Nikon released a trio of new cameras at the 2016 Consumer Electronics Show, all under a new umbrella called “KeyMission.” While two of them were mostly GoPro clones, the third was arguably the most interesting, and not just for its strange name and looks: The KeyMission360. This camera was the most forward-looking product that Nikon has put out, more so than any potential mirrorless camera or DSLR that’s come out in the past few years. And then it let its 360 ambitions wither and die.
“But what about the D850?” brand aficionados will say. That’s a great camera, and it’s got all the megapixels along with both bells and whistles. But it’s an iterative product. It takes a product that’s been around for decades and makes it the best it can be, which is exactly what we’d expect from Nikon.
The KeyMission was the unexpected. It took Nikon into territory that no established camera manufacturer had gone, and, after a few firmware updates, became a solid camera. That last part is key. I used one over a period of six months and was prepared to write the worst review of the camera, until an April 2017 firmware update that fixed every connectivity issue I was having with my very common iPhone 6s. Suddenly, the app was good, and using the camera became intuitive. This fix, even almost a year and a half after its release, put the camera above its competition in the under $1000 class. At the time, Samsung’s 2016 Gear 360 release didn’t work with iPhones and Macs. Even when the 2017 Samsung Gear 360 came out, it had horrible stitching issues. Other small players like 360Fly and the Ricoh Theta S had lower resolution or incomplete 360 images.

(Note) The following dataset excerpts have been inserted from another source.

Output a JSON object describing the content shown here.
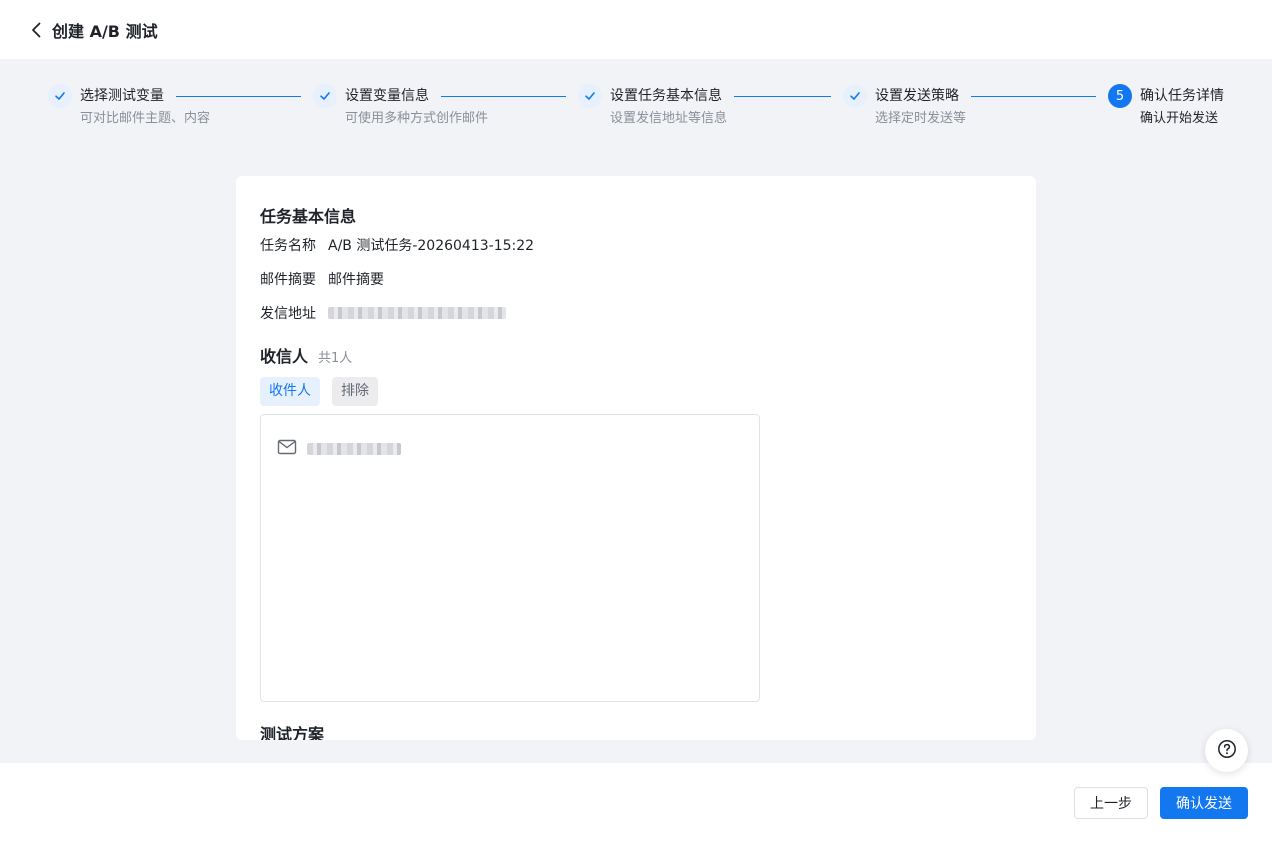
{
  "header": {
    "title": "创建 A/B 测试"
  },
  "steps": [
    {
      "title": "选择测试变量",
      "desc": "可对比邮件主题、内容",
      "status": "done"
    },
    {
      "title": "设置变量信息",
      "desc": "可使用多种方式创作邮件",
      "status": "done"
    },
    {
      "title": "设置任务基本信息",
      "desc": "设置发信地址等信息",
      "status": "done"
    },
    {
      "title": "设置发送策略",
      "desc": "选择定时发送等",
      "status": "done"
    },
    {
      "title": "确认任务详情",
      "desc": "确认开始发送",
      "status": "active",
      "number": "5"
    }
  ],
  "card": {
    "basic_title": "任务基本信息",
    "fields": [
      {
        "label": "任务名称",
        "value": "A/B 测试任务-20260413-15:22"
      },
      {
        "label": "邮件摘要",
        "value": "邮件摘要"
      },
      {
        "label": "发信地址",
        "value": ""
      }
    ],
    "recipients_title": "收信人",
    "recipients_count": "共1人",
    "tabs": {
      "include": "收件人",
      "exclude": "排除"
    },
    "plan_title": "测试方案"
  },
  "footer": {
    "prev_label": "上一步",
    "confirm_label": "确认发送"
  },
  "colors": {
    "primary": "#1377f0",
    "background": "#f2f3f6"
  }
}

While the image quality of the KeyMission 360 wasn’t leaps and bounds above its predecessors, it was decent in 2016 and held its own in 2017. Even well into 2017, it was one of the few cameras that had the horsepower to stitch in-camera, a huge time-saver for 360 shooters. I argued in my earlier review that this feature made the camera. In 2018, though, that’s not enough – image quality is looking very, very dated and 4K resolution for 360 videos isn’t a headline feature.
Nikon squandered its early adopter advantage. Garmin came out last year with a comparable product in the Virb 360 with an app that is just as easy to use as Nikon’s, and it adds higher resolution video (5.7K) and live streaming. GoPro brought its Fusion camera and huge name to the 360 party. Both cameras have apps that let you shoot 360 videos and punch out standard video from that.
Smaller companies such as Xiaomi now offer cameras like the MiSphere and Madventure 360 that offer excellent stills quality. Nikon is no longer the top in any category of consumer and mid-level 360 cameras, but it still costs the same almost-$500 price that it did at launch. This makes no sense.
I’m saddened by this because as a longtime Nikon shooter, I’d much rather use a brand I trust to capture 360 images than to go with a company that’s more known for GPS units or Chinese companies that barely have a foothold in the United States. But that’s what I did. I swapped my KeyMission for a Garmin Virb 360 for video and the Xiaomi MiSphere for stills. I loved the KeyMission 360. It appears however that Nikon does not.
How Can This Be Fixed?
I sincerely hope I’m wrong and that a version two is coming. I even said as much last year: “Nikon did a lot of things right with this first stab at 360 video, enough to make me hope that they’ll keep at it for a second iteration of the KeyMission 360.”
And so if Nikon is listening, here’s how to make the KeyMission 360 Mark II beat the competition:
- Every company seems to be launching these kinds of cameras with only two lenses and sensors. Use four and beat them in resolution and image quality.
- Even high-end cameras such as the Insta360 Pro, which uses six cameras, have trouble with dynamic range. Nikon has historically not had trouble with this. Whatever magic makes this possible in their DSLRs, it should be in their 360 cameras. It’s Nikon’s signature feature.
- Get the software right from the start. It’s good now, but it shouldn’t have taken more than a year. This is not unusual for Nikon, unfortunately.
- More physical buttons. I don’t need an app to control the Garmin Virb 360 if I don’t want to. This should be an option as phones will change all the time and possibly break your software.
- Dump the action cameras and focus on the 360 cameras. The action camera market is saturated while the 360 market is not.
It’s not too late for Nikon to stake a claim in this market. They’d beat the heavy hitters such as Canon and Sony to the game. They already have a better camera than Samsung and could leapfrog Ricoh that’s just recently caught up with its Theta V. The door’s still slightly open, Nikon only has to push it open and walk through it.